The death of the elusive leader would mark a significant change in the US-led effort to curtail the Islamist extremist group. Britain’s chief of the defence staff, General Sir Nicholas Houghton, warned, however, that the Isis leadership would regenerate even if Baghdadi had been killed.
General Houghton told the BBC: “I can’t absolutely confirm that Baghdadi has died. Even the Americans themselves are not yet in a position to do that. Probably it will take some days to have absolute confirmation.”
Friday’s strikes destroyed an Isis convoy near the Iraqi city of Mosul, but US officials said it was unclear whether the group’s top commander had been in any of the 10 targeted vehicles. Tribal sources told the Saudi news channel Al Arabiya that after the strike Isis members scrambled to transport the wounded to al-Qaim hospital which was overwhelmed with the injured.

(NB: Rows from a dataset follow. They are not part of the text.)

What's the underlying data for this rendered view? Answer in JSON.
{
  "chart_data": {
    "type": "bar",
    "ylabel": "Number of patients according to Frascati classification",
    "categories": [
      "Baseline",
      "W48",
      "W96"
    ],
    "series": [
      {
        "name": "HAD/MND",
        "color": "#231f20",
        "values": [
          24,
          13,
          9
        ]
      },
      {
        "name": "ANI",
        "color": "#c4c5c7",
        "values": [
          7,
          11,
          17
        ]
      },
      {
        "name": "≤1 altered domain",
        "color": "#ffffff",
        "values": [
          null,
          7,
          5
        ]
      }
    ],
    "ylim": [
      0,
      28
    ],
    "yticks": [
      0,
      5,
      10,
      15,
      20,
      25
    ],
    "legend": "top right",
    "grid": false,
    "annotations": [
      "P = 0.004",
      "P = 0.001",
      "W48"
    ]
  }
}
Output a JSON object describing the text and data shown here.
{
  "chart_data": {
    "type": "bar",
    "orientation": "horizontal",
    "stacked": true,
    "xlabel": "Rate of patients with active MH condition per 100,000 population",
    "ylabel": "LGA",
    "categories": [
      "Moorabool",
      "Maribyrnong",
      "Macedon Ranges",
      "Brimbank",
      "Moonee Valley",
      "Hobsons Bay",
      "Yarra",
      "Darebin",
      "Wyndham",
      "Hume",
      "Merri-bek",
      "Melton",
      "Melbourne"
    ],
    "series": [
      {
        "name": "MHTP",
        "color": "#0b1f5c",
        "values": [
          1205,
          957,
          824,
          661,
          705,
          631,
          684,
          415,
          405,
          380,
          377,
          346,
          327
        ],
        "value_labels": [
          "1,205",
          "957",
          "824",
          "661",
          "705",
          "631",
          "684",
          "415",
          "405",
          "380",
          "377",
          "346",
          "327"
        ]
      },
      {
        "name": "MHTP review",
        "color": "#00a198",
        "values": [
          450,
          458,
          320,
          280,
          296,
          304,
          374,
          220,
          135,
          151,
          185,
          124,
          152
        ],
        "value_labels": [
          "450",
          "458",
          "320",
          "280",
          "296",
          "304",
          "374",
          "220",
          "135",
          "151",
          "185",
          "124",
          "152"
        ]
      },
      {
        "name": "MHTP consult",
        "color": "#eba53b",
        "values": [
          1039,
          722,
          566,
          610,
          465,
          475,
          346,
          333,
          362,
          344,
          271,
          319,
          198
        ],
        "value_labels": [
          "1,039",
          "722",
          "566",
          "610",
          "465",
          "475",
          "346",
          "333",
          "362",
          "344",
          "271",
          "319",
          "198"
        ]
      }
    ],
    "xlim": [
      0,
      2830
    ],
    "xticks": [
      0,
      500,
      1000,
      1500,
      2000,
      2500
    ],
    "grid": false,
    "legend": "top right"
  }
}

Meanwhile, Iraqi military forces reached the centre of the northern city of Baiji on Sunday, trying to break the Isis siege of the country’s biggest refinery, outside the city. This led to fierce fighting. Sunni insurgents had seized Baiji in June, during a lightning advance through northern Iraq. Since then, they surrounded the refinery and halted its production, while a detachment of government troops inside has held out for months under siege.
An Iraqi colonel said troops had entered Baiji, a city of about 200,000 people, from the south and west and took over the al-Tamim neighbourhood and city centre. Isis had placed bombs along the roads and deployed snipers to keep the government forces from advancing – tactics used in other cities held by the ultra-hardline Sunni group, which controls swathes of both Iraq and Syria.